Neurofisiologia da Emoção. Devido à dificuldade de estudar o ciúme por relatos dos pacientes, neurocientistas, psicólogos, neurologistas, tentaram medições fisiológicas para tal sentimento. Buss e colaboradores começaram medindo a atividade do sistema nervoso autônomo em situações imaginárias de infidelidade. A freqüência cardíaca e a sudorese de universitários mostraram-se aumentadas quando imaginavam suas parceiras tendo relações sexuais com outras pessoas. As mulheres mostraram-se mais perturbadas ao imaginar o parceiro apaixonado por outra mulher.
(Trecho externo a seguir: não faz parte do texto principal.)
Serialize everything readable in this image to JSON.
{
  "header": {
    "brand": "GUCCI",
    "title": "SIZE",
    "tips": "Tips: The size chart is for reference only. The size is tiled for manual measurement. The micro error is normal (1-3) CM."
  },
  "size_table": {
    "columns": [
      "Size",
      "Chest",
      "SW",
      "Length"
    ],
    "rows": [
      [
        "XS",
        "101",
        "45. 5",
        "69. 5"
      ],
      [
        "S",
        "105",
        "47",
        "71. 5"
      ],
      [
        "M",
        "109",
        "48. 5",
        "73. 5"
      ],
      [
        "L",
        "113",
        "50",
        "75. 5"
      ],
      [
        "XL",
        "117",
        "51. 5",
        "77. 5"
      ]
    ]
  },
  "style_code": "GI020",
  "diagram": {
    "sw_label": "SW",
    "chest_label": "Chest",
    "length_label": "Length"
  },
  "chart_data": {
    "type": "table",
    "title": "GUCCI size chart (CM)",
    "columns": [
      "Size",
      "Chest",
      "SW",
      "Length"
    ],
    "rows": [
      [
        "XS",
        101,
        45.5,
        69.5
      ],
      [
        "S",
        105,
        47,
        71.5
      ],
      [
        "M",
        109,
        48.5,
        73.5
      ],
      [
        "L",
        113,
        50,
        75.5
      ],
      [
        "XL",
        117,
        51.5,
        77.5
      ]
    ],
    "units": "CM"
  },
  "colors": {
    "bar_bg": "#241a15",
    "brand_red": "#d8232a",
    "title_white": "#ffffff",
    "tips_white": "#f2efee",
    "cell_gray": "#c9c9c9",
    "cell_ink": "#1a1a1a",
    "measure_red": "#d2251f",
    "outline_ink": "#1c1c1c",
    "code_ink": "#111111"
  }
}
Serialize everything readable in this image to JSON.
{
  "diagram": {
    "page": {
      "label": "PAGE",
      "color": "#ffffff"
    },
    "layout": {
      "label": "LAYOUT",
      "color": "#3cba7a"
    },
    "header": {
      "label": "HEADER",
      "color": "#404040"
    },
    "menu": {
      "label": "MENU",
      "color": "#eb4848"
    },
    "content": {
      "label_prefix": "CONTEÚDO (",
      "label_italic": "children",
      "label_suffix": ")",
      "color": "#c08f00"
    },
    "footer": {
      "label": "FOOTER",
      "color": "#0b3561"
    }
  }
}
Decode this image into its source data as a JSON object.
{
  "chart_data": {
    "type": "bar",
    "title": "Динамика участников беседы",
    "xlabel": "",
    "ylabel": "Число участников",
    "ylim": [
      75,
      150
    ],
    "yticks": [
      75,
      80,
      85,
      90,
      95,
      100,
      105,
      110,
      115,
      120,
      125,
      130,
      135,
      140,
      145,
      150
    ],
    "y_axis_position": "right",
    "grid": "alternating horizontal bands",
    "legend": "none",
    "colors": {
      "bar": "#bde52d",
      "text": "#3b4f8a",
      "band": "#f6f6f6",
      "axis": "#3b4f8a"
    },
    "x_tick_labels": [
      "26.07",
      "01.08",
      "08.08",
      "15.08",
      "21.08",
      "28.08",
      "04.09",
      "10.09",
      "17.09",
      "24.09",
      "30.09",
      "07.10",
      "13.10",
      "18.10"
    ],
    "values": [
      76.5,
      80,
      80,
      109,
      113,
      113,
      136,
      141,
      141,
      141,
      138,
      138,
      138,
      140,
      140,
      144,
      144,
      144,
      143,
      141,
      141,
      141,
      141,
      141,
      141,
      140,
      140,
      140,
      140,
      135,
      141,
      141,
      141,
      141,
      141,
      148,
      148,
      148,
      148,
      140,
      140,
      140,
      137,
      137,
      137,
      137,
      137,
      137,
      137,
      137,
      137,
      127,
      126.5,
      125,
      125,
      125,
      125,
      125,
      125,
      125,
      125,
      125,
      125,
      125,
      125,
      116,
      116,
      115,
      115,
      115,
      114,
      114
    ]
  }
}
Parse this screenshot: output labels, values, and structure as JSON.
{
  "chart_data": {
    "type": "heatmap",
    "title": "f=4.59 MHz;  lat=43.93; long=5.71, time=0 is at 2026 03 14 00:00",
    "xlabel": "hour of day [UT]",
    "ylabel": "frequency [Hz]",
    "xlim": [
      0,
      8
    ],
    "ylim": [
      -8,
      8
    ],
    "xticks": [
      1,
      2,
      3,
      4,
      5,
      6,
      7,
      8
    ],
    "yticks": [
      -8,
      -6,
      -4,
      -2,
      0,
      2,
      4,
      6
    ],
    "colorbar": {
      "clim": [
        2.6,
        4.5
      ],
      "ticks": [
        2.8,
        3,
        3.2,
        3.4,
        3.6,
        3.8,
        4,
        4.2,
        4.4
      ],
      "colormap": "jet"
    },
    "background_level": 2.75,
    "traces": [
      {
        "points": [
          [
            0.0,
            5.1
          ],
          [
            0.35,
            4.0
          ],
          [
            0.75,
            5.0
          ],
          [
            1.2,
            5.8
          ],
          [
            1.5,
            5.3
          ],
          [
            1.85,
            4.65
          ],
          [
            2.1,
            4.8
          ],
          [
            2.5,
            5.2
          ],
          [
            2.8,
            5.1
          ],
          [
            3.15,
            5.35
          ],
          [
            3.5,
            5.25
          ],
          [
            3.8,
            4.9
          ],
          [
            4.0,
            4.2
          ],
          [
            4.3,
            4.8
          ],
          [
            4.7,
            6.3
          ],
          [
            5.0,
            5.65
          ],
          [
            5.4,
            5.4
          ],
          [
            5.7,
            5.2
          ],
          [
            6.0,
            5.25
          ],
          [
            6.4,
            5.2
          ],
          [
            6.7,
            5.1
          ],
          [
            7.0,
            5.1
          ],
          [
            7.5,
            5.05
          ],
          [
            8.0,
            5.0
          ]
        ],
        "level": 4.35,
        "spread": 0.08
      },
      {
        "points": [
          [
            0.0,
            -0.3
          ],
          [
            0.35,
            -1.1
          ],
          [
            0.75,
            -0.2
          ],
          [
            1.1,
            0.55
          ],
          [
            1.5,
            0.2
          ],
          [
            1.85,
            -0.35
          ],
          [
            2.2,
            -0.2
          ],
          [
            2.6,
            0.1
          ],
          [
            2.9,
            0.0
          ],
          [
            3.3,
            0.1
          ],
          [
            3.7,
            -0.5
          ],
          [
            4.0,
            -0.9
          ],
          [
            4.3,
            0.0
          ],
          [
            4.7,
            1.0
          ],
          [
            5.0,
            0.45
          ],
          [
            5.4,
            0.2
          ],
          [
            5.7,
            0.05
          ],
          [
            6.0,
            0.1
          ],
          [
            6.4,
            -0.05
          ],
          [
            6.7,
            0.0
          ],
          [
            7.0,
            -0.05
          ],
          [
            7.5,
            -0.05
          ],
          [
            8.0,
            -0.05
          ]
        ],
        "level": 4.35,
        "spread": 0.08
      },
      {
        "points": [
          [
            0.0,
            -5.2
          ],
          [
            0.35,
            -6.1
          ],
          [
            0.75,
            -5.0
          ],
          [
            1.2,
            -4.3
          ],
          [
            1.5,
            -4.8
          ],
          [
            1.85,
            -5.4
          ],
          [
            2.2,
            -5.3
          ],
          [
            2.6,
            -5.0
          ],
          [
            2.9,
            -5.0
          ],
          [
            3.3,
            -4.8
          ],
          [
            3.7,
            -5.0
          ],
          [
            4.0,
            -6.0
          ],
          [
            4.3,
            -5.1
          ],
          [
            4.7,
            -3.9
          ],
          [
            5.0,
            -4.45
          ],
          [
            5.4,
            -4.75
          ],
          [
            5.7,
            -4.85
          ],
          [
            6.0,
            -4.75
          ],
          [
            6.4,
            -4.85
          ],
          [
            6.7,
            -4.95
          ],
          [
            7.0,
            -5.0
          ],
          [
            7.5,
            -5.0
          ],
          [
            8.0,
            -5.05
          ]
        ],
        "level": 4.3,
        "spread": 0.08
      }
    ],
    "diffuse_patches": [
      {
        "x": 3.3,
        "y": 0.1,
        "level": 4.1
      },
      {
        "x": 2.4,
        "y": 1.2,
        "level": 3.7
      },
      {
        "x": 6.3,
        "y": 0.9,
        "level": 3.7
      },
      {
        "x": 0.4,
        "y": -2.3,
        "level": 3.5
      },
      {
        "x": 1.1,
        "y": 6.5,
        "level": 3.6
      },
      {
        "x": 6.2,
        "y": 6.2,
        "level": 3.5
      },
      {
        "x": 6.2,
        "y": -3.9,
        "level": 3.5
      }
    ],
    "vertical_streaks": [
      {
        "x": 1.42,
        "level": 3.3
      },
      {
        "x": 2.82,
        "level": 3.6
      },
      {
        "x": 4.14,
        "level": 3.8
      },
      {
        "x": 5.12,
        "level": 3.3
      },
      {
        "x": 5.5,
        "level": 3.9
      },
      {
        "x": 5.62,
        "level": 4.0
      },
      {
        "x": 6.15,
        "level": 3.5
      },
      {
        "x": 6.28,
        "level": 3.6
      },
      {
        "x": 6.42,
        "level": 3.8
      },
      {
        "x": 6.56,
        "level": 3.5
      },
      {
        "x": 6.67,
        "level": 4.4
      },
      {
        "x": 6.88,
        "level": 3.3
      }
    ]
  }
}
No entanto, como os indivíduos estavam apenas imaginando uma traição, os testes não mostraram uma fidelidade científica já que poderiam apenas estar aferindo as respostas fisiológicas a outros sentimentos como medo ou ainda outros sentimentos cognitivos-emocionais. Os homens, por exemplo, exibiam o mesmo padrão de resposta quando imaginavam eles próprios tendo uma relação sexual com suas namoradas, o mesmo acontecendo com mulheres sexualmente ativas.

Aphrodite disarming Eros (A. Blocklandt - Prague, Narodni galerie v Praze)
 (fonte: http://www.sistemanervoso.com)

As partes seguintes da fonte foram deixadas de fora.